Ringrazio il Signore per avermi riportato qui, in una comunità di confratelli per la maggior parte vecchi compagni di missione. Sono certo che mi troverò bene a Cagliari, anche perché vecchie e belle amicizie di persone amiche ritornano a galla e riempiono il mio cuore.
Mi rimane, tuttavia, in fondo al cuore, il desiderio di tornare in quell’Africa che ha segnato così profondamente 35 anni della mia vita. Intanto, saluto tutti gli amici, i lettori e i benefattori, assicurandoli nella mia preghiera. p. Paolo Maran, sx
È proprio vero che il mondo è piccolo e, a furia di girare, si torna al luogo di partenza, da dove è iniziata l’avventura saveriana. Era il 1977 quando sono arrivato a Macomer per lavorare con i ragazzi. Erano i tempi di p. Nando Mencarelli, con cui ho vissuto i primi anni di vita presbiterale (ma già due anni prima avevo partecipato ai campeggi a Gavoi, sul lago di Gusana). Sono stati anni belli, interessanti. Ho cominciato a conoscere la cultura e le tradizioni sarde, soprattutto ho conosciuto le persone che mi hanno insegnato tante cose, in particolare l’accoglienza che poi ho ritrovato in Africa. Dopo i primi 5 anni, ho cominciato a girare il mondo: Congo, Cagliari (92-97), Parma, Gallico (Reggio Calabria), Camerun, Salerno, Taranto, Desio, Zelarino-Mestre, e ora di nuovo a Casteddu.

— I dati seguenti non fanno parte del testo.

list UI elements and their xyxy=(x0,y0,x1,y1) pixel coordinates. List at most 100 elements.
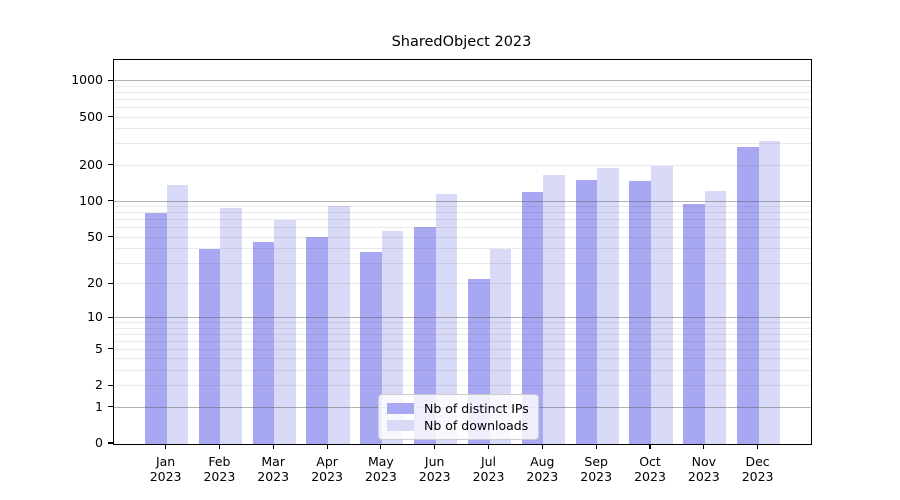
minor-gridline xyxy=(114,99,811,100)
x-tick-label: Sep 2023 xyxy=(580,454,613,484)
y-tick-mark xyxy=(108,116,113,118)
major-gridline xyxy=(114,80,811,81)
bar-downloads-jun xyxy=(435,194,458,444)
x-tick-label: Jun 2023 xyxy=(418,454,451,484)
x-tick-mark xyxy=(218,444,220,449)
minor-gridline xyxy=(114,358,811,359)
x-tick-mark xyxy=(595,444,597,449)
x-tick-mark xyxy=(434,444,436,449)
minor-gridline xyxy=(114,212,811,213)
x-tick-label: Nov 2023 xyxy=(687,454,720,484)
minor-gridline xyxy=(114,334,811,335)
minor-gridline xyxy=(114,227,811,228)
bar-downloads-dec xyxy=(758,140,781,444)
minor-gridline xyxy=(114,219,811,220)
x-tick-mark xyxy=(649,444,651,449)
x-tick-label: Jan 2023 xyxy=(149,454,182,484)
x-tick-label: Feb 2023 xyxy=(203,454,236,484)
bar-ips-jan xyxy=(145,213,167,444)
minor-gridline xyxy=(114,248,811,249)
minor-gridline xyxy=(114,165,811,166)
bar-downloads-sep xyxy=(597,167,619,444)
y-tick-mark xyxy=(108,316,113,318)
major-gridline xyxy=(114,317,811,318)
bar-downloads-may xyxy=(381,230,404,444)
y-tick-mark xyxy=(108,236,113,238)
x-tick-mark xyxy=(165,444,167,449)
x-tick-label: Oct 2023 xyxy=(634,454,666,484)
y-tick-mark xyxy=(108,282,113,284)
y-tick-label: 2 xyxy=(95,377,103,393)
bar-ips-sep xyxy=(575,179,598,444)
bar-ips-oct xyxy=(629,181,651,444)
y-tick-mark xyxy=(108,164,113,166)
legend-label-distinct-ips: Nb of distinct IPs xyxy=(424,401,529,416)
minor-gridline xyxy=(114,117,811,118)
y-tick-mark xyxy=(108,200,113,202)
x-tick-label: Jul 2023 xyxy=(472,454,505,484)
bar-downloads-aug xyxy=(543,174,565,444)
minor-gridline xyxy=(114,86,811,87)
x-tick-mark xyxy=(326,444,328,449)
minor-gridline xyxy=(114,385,811,386)
y-tick-mark xyxy=(108,348,113,350)
bar-ips-jun xyxy=(414,227,436,444)
x-tick-mark xyxy=(272,444,274,449)
x-tick-mark xyxy=(380,444,382,449)
legend-entry-downloads: Nb of downloads xyxy=(387,417,529,434)
x-tick-label: Mar 2023 xyxy=(257,454,290,484)
minor-gridline xyxy=(114,92,811,93)
x-tick-mark xyxy=(487,444,490,449)
minor-gridline xyxy=(114,341,811,342)
x-tick-label: Apr 2023 xyxy=(311,454,343,484)
y-tick-label: 0 xyxy=(95,435,103,450)
minor-gridline xyxy=(114,370,811,371)
minor-gridline xyxy=(114,349,811,350)
major-gridline xyxy=(114,201,811,202)
bar-ips-aug xyxy=(521,192,544,444)
bar-ips-dec xyxy=(737,146,759,444)
x-tick-label: Aug 2023 xyxy=(526,454,559,484)
x-tick-label: May 2023 xyxy=(364,454,397,484)
y-tick-label: 50 xyxy=(87,228,103,244)
minor-gridline xyxy=(114,237,811,238)
y-tick-mark xyxy=(108,406,113,408)
y-tick-mark xyxy=(108,442,113,444)
plot-area: Nb of distinct IPs Nb of downloads xyxy=(113,59,812,445)
legend-swatch-distinct-ips xyxy=(387,403,414,414)
bar-downloads-nov xyxy=(704,191,727,444)
x-tick-mark xyxy=(703,444,705,449)
y-tick-label: 100 xyxy=(79,192,103,208)
bar-downloads-mar xyxy=(274,220,296,444)
legend-label-downloads: Nb of downloads xyxy=(424,418,529,433)
legend-swatch-downloads xyxy=(387,420,414,431)
legend: Nb of distinct IPs Nb of downloads xyxy=(378,394,539,440)
bar-downloads-jan xyxy=(166,185,189,444)
y-tick-label: 1 xyxy=(95,398,103,414)
minor-gridline xyxy=(114,143,811,144)
x-tick-label: Dec 2023 xyxy=(741,454,774,484)
y-tick-label: 500 xyxy=(79,108,103,124)
minor-gridline xyxy=(114,322,811,323)
bar-ips-nov xyxy=(683,204,705,444)
bar-ips-apr xyxy=(306,236,329,444)
bar-downloads-feb xyxy=(220,207,242,444)
bar-downloads-oct xyxy=(650,165,673,444)
y-tick-label: 1000 xyxy=(71,72,103,88)
x-tick-mark xyxy=(541,444,543,449)
minor-gridline xyxy=(114,107,811,108)
y-tick-mark xyxy=(108,384,113,386)
y-tick-label: 200 xyxy=(79,156,103,172)
y-tick-label: 5 xyxy=(95,340,103,356)
minor-gridline xyxy=(114,283,811,284)
legend-entry-distinct-ips: Nb of distinct IPs xyxy=(387,400,529,417)
chart-title: SharedObject 2023 xyxy=(391,34,532,50)
bar-ips-mar xyxy=(252,241,275,444)
minor-gridline xyxy=(114,328,811,329)
y-tick-label: 10 xyxy=(87,309,103,325)
y-tick-mark xyxy=(108,79,113,81)
bar-ips-may xyxy=(360,251,382,444)
minor-gridline xyxy=(114,128,811,129)
bar-downloads-apr xyxy=(328,206,350,444)
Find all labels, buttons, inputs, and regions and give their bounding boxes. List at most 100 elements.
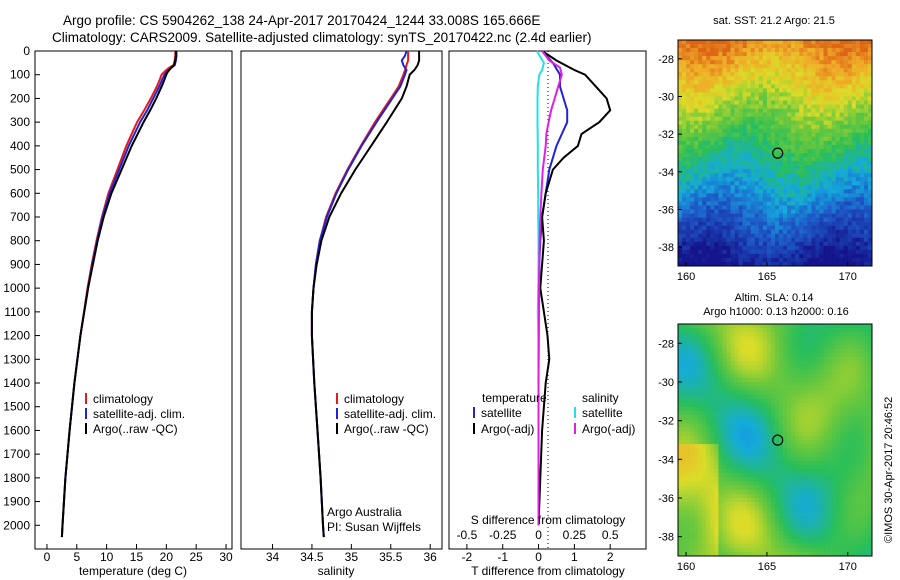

Sono contento di tornare “in domo mea”, non mi sento “istranzu” (straniero), ma so che qui c’è un grande cuore aperto al mondo. Una cosa sola mi permetto di chiedere: non solo di pregare per me, ma anche di darmi dei buoni consigli che non fanno mai male. L’esperienza di vita e l’entusiasmo di ciascuno di voi mi darà ancora forza per vivere tutti gli anni che “Su Babbu nostru soveranu” mi regalerà da vivere. Ci conto. Io cercherò, si Deus cheret, di fare del mio meglio. A presto, a si biri.